Alaska Glacier Bay

Glacier Bay: Bartlett Cove

Sunday, September 27, 2015S.V. CAMBRIA


Sailing to Glacier Bay National Park on your own boat can be a bit of an officious experience: Permits are required to enter the park from the first of June through the 31st of August, and you can’t apply for one more than 60 days before the date you arrive. There are only ten permits issued by reservation available, and they go quickly. Reservations have to be confirmed by phone 48 hours before the scheduled entry date or they’ll be cancelled. Before crossing the border into the main park area, you have to call the ranger station by VHF to check in and receive instructions. And you’re required to attend a mandatory orientation that doesn’t exactly inspire or inform. In other words, you end up doing something most of us try our best to avoid – sailing to a schedule.

But it’s worth it.

We approached the park boundary close to 2 o’clock Sunday afternoon and David radioed in to receive permission to continue. The ranger on the other end instructed us how to proceed within whale zones and advised us that we were required to keep our speed under 20 knots – no problem there. With permission granted, we made our way up to Bartlett Cove, the only developed area within the park boundaries and the park headquarters.

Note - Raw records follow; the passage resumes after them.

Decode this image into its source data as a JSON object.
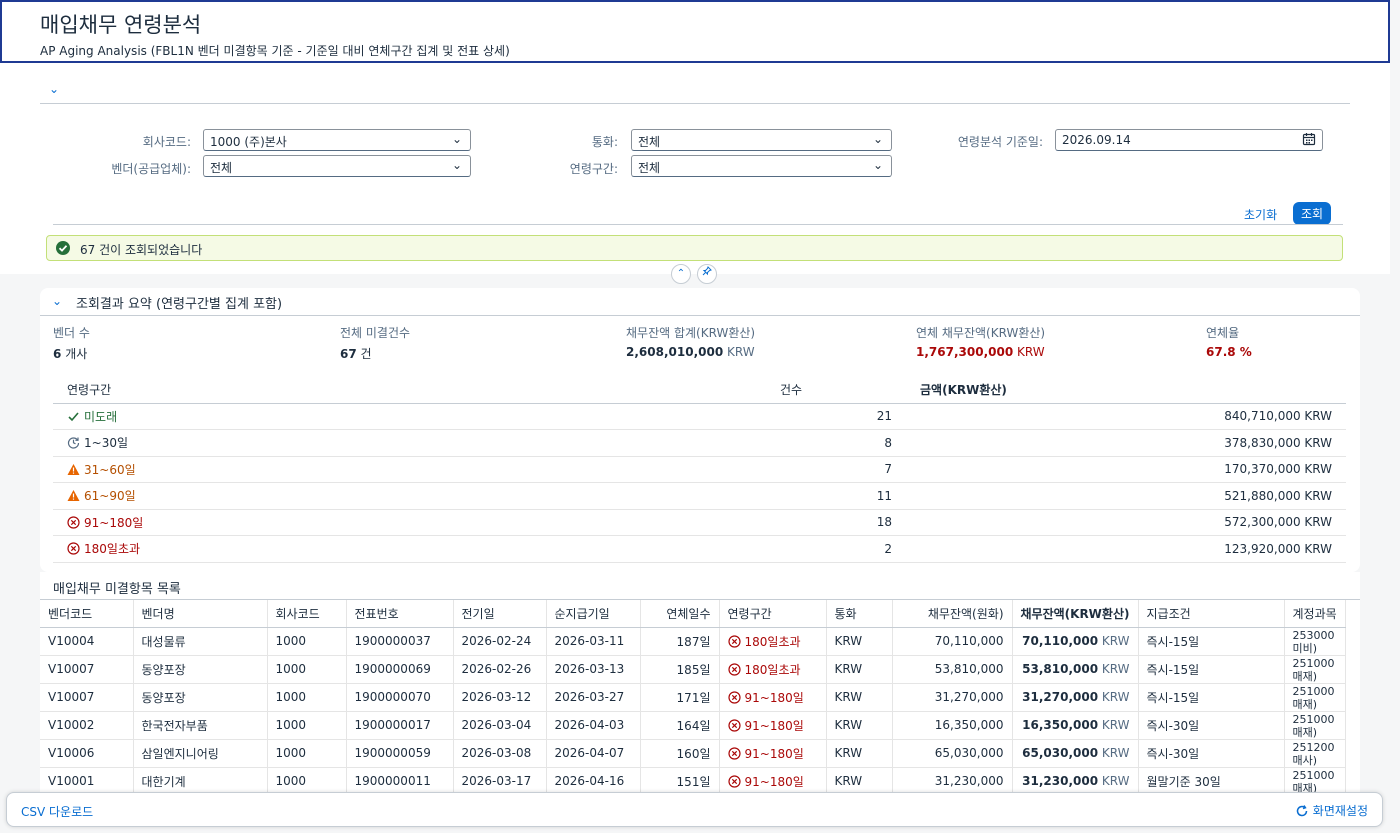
{
  "header": {
    "title": "매입채무 연령분석",
    "subtitle": "AP Aging Analysis (FBL1N 벤더 미결항목 기준 - 기준일 대비 연체구간 집계 및 전표 상세)"
  },
  "filters": {
    "company_label": "회사코드:",
    "company_value": "1000 (주)본사",
    "vendor_label": "벤더(공급업체):",
    "vendor_value": "전체",
    "currency_label": "통화:",
    "currency_value": "전체",
    "bucket_label": "연령구간:",
    "bucket_value": "전체",
    "date_label": "연령분석 기준일:",
    "date_value": "2026.09.14",
    "reset_label": "초기화",
    "search_label": "조회"
  },
  "message": "67 건이 조회되었습니다",
  "summary": {
    "title": "조회결과 요약 (연령구간별 집계 포함)",
    "kpis": {
      "vendor_count_label": "벤더 수",
      "vendor_count_value": "6",
      "vendor_count_unit": "개사",
      "open_items_label": "전체 미결건수",
      "open_items_value": "67",
      "open_items_unit": "건",
      "total_label": "채무잔액 합계(KRW환산)",
      "total_value": "2,608,010,000",
      "total_unit": "KRW",
      "overdue_label": "연체 채무잔액(KRW환산)",
      "overdue_value": "1,767,300,000",
      "overdue_unit": "KRW",
      "rate_label": "연체율",
      "rate_value": "67.8 %"
    },
    "columns": {
      "bucket": "연령구간",
      "count": "건수",
      "amount": "금액(KRW환산)"
    },
    "rows": [
      {
        "bucket": "미도래",
        "count": "21",
        "amount": "840,710,000 KRW",
        "state": "green"
      },
      {
        "bucket": "1~30일",
        "count": "8",
        "amount": "378,830,000 KRW",
        "state": "neutral"
      },
      {
        "bucket": "31~60일",
        "count": "7",
        "amount": "170,370,000 KRW",
        "state": "orange"
      },
      {
        "bucket": "61~90일",
        "count": "11",
        "amount": "521,880,000 KRW",
        "state": "orange"
      },
      {
        "bucket": "91~180일",
        "count": "18",
        "amount": "572,300,000 KRW",
        "state": "red"
      },
      {
        "bucket": "180일초과",
        "count": "2",
        "amount": "123,920,000 KRW",
        "state": "red"
      }
    ]
  },
  "items": {
    "title": "매입채무 미결항목 목록",
    "columns": [
      "벤더코드",
      "벤더명",
      "회사코드",
      "전표번호",
      "전기일",
      "순지급기일",
      "연체일수",
      "연령구간",
      "통화",
      "채무잔액(원화)",
      "채무잔액(KRW환산)",
      "지급조건",
      "계정과목"
    ],
    "rows": [
      {
        "vendor": "V10004",
        "name": "대성물류",
        "company": "1000",
        "doc": "1900000037",
        "post": "2026-02-24",
        "due": "2026-03-11",
        "days": "187일",
        "bucket": "180일초과",
        "cur": "KRW",
        "amt": "70,110,000",
        "amt_krw": "70,110,000",
        "unit": "KRW",
        "terms": "즉시-15일",
        "account": "253000 미비)"
      },
      {
        "vendor": "V10007",
        "name": "동양포장",
        "company": "1000",
        "doc": "1900000069",
        "post": "2026-02-26",
        "due": "2026-03-13",
        "days": "185일",
        "bucket": "180일초과",
        "cur": "KRW",
        "amt": "53,810,000",
        "amt_krw": "53,810,000",
        "unit": "KRW",
        "terms": "즉시-15일",
        "account": "251000 매재)"
      },
      {
        "vendor": "V10007",
        "name": "동양포장",
        "company": "1000",
        "doc": "1900000070",
        "post": "2026-03-12",
        "due": "2026-03-27",
        "days": "171일",
        "bucket": "91~180일",
        "cur": "KRW",
        "amt": "31,270,000",
        "amt_krw": "31,270,000",
        "unit": "KRW",
        "terms": "즉시-15일",
        "account": "251000 매재)"
      },
      {
        "vendor": "V10002",
        "name": "한국전자부품",
        "company": "1000",
        "doc": "1900000017",
        "post": "2026-03-04",
        "due": "2026-04-03",
        "days": "164일",
        "bucket": "91~180일",
        "cur": "KRW",
        "amt": "16,350,000",
        "amt_krw": "16,350,000",
        "unit": "KRW",
        "terms": "즉시-30일",
        "account": "251000 매재)"
      },
      {
        "vendor": "V10006",
        "name": "삼일엔지니어링",
        "company": "1000",
        "doc": "1900000059",
        "post": "2026-03-08",
        "due": "2026-04-07",
        "days": "160일",
        "bucket": "91~180일",
        "cur": "KRW",
        "amt": "65,030,000",
        "amt_krw": "65,030,000",
        "unit": "KRW",
        "terms": "즉시-30일",
        "account": "251200 매사)"
      },
      {
        "vendor": "V10001",
        "name": "대한기계",
        "company": "1000",
        "doc": "1900000011",
        "post": "2026-03-17",
        "due": "2026-04-16",
        "days": "151일",
        "bucket": "91~180일",
        "cur": "KRW",
        "amt": "31,230,000",
        "amt_krw": "31,230,000",
        "unit": "KRW",
        "terms": "월말기준 30일",
        "account": "251000 매재)"
      }
    ]
  },
  "footer": {
    "csv_label": "CSV 다운로드",
    "reset_label": "화면재설정"
  },
  "colors": {
    "accent": "#0a6ed1",
    "green": "#256f3a",
    "orange": "#b44f00",
    "red": "#aa0808"
  }
}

Our orientation wasn’t scheduled until 5 o’clock, so we tied up to the dock and walked up to Glacier Bay Lodge and Visitor Center in hopes of finding a television to watch the Women’s US Soccer Team play Japan in the World Cup Finals. There was none to be found, so we browsed the displays in the Visitor Center about the history of Glacier Bay (it was only 235 years ago that the spot we were standing on was under ice) and walked along the trails to see ‘Snow’, a humpback whale that was killed by a cruise ship in 2001, and Tlingit Indian tree carvings.




The orientation lasted no more than a half an hour, but it was scheduled late enough in the day that we’d missed slack water at Sitakaday Narrows and had no chance of bucking against the 6-knot current that was already flowing. So, we called it a day and went out to anchor, spending our first night in Glacier Bay in Bartlett Cove.

Glacier Bay Timeline:*

  • Circa 1600: Glacier Bay was a valley with active salmon streams and had been the ancestral home of the Tlingit Indians for thousands of years. At the end of the Little Ice Age, the glaciers began to advance and drove the Tlingit 30 miles south to Huna. 

  • 1750: Glaciers begin to retreat.

  • 1778: Captain James Cook arrived on the H.M.S. Resolution and named Mount Fairweather. George Vancouver and William Bligh were part of the Resolution’s crew.

  • 1794: Captain George Vancouver returns aboard the H.M.S. Discovery and describes Glacier Bay as a “compact sheet of ice as far as the eye could distinguish.”

  • 1879:        John Muir enters Glacier Bay in a dugout canoe guided by Tlingit Indians from Wrangell. The ice has retreated 40 miles since 1794.

  • 1925: President Calvin Coolidge establishes Glacier Bay National Monument.

  • 1939: President Franklin Roosevelt doubles the size of Glacier Bay National Monument.

  • 1953: The first modern cruise ship arrives.

  • 1966: Glacier Bay Lodge opens.

  • 1980: Glacier Bay is given national park status and preserve lands are added.

  • Present day: Approximately 500,000 people visit Glacier Bay National Park each year, most of them by cruise ship, which are limited to two ships per day.

Note: This blog was written on Monday, 06 July 2015.
* Information from The Fairweather Visitor Guide published by the Alaska Geographic Association.